Once decoded, the signal is still not in a display-ready format.
UHD Blu-rays are almost always encoded in 4:2:0 chroma subsampling, meaning luma (brightness) has full resolution, but chroma (color) is spatially reduced. so one of the first steps in the pipeline is chroma upsampling (chroma reconstruction). After that, the player applies color space conversion and output formatting, usually converting to a HDMI-friendly format like YCbCr 4:2:2 or 4:4:4.
HDR handling is sometimes done on the player. The tv is doing a last stage processing that is fine tuned for it's display like contrast enhancement.
I hope that helps
Most blu-rays are 1080p, not 4K. The latter gets marketed as "UHD" and sold in a black case, to contrast the blue case of traditional FHD blu-rays.
There's a bit of misinformation here. At the end of the day, a blu-ray player is reading information from the disc and passing it onto the TV digitally - one player or another are going to do that identically. One can't have 'better color' or anything like that.
HOWEVER, there is an exception: Feature support. For example, not all blu-ray players support 4K blu rays. Not all players support Dolby Vision.
If you try to play a 4K blu ray disc in a non-4K blu ray player, it won't function at all (won't read). If you try to play a disc using Dolby Vision in a player that doesn't support it, it will fall back to HDR10.
But assuming 2 players both support the features a disc uses, the end output will be identical.
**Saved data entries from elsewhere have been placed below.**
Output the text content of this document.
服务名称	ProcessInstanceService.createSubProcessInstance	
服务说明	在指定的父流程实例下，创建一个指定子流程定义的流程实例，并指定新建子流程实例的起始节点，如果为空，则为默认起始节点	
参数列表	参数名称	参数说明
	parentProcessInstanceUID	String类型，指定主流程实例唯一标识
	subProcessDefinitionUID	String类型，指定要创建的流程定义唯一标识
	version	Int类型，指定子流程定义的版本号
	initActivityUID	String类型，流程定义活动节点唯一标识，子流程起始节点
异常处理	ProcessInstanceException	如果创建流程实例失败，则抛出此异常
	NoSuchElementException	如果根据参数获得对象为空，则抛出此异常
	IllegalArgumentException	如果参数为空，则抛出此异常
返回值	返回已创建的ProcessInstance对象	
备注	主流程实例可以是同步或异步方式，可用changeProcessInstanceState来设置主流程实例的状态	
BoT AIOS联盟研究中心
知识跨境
There's also upscaling, which some players can do differently.
Hu?
the final output is not guaranteed to be visually identical because parts of the processing pipeline (chroma reconstruction, tone mapping, scaling, and output formatting) are implementation-dependent. There is a spec, but multiple processing stages are not strictly defined to be identical. Higher end players also use a HDR Optimizer and the ps5 does not, which is visually noticeable.